The research team tested this attack against six sophisticated text-generation LLMs from leading tech companies including Amazon, Google, Meta, Microsoft, OpenAI, and NVIDIA. The results of the research showed that this technique was effective, as it increased the attack success rate (ASR) by over 60% compared to basic attack prompts on average.

Average ASR increase by applying Bad Likert Judge | Unit 42 Palo Alto Networks

The researchers also tested the attack across various categories, including hate speech, harassment, self-harm, sexual content, indiscriminate weapons, illegal activities, malware creation, malware generation and attempts to expose the AI’s internal instructions. This research has revealed significant vulnerabilities in the current AI safety systems.

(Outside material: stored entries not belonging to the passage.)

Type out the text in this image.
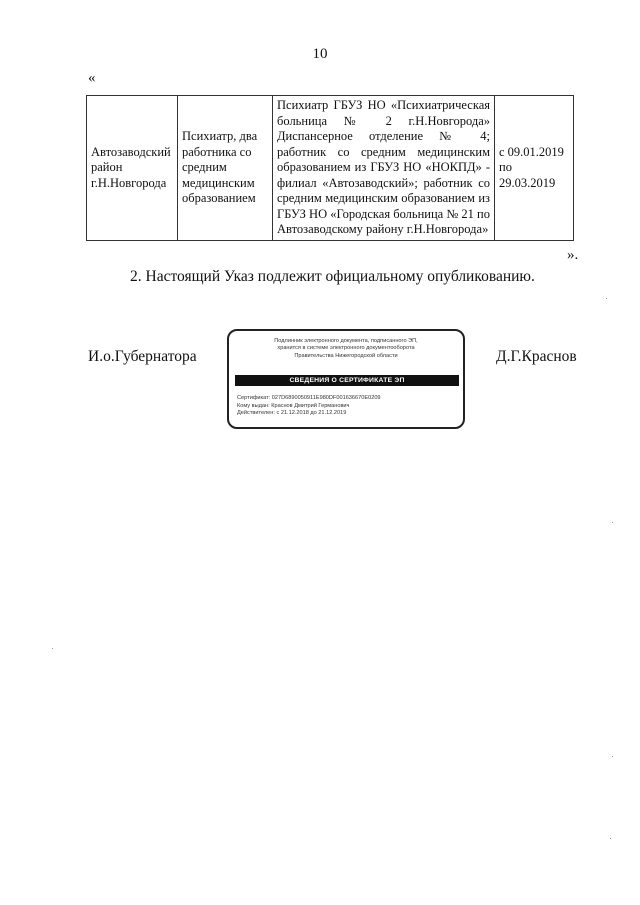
10
«
Автозаводский район г.Н.Новгорода	Психиатр, два работника со средним медицинским образованием	Психиатр ГБУЗ НО «Психиатрическая больница № 2 г.Н.Новгорода» Диспансерное отделение № 4; работник со средним медицинским образованием из ГБУЗ НО «НОКПД» - филиал «Автозаводский»; работник со средним медицинским образованием из ГБУЗ НО «Городская больница № 21 по Автозаводскому району г.Н.Новгорода»	с 09.01.2019 по 29.03.2019
».
2. Настоящий Указ подлежит официальному опубликованию.
И.о.Губернатора	Д.Г.Краснов
Подлинник электронного документа, подписанного ЭП,
хранится в системе электронного документооборота
Правительства Нижегородской области
СВЕДЕНИЯ О СЕРТИФИКАТЕ ЭП
Сертификат: 027D6890050911E980DF001636670E0209
Кому выдан: Краснов Дмитрий Германович
Действителен: с 21.12.2018 до 21.12.2019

The research highlights the importance of applying content filtering systems in mitigating  jailbreaks like Bad Likert Judge. Content filtering significantly reduces the ASR by an average of 89.2% across all tested LLMs. However, researchers warn that persistent attackers might still find ways around these safeguards, and the filters themselves can sometimes mistakenly block safe content or let harmful content through.

The discovery raises concerns about data security in AI systems. First, it demonstrates how AI systems’ safety features can be turned against them. Second, it raises concerns about the potential extraction of sensitive information from AI models. As AI becomes widely adopted, it is crucial that the AI industry develop better techniques to mitigate against these attacks.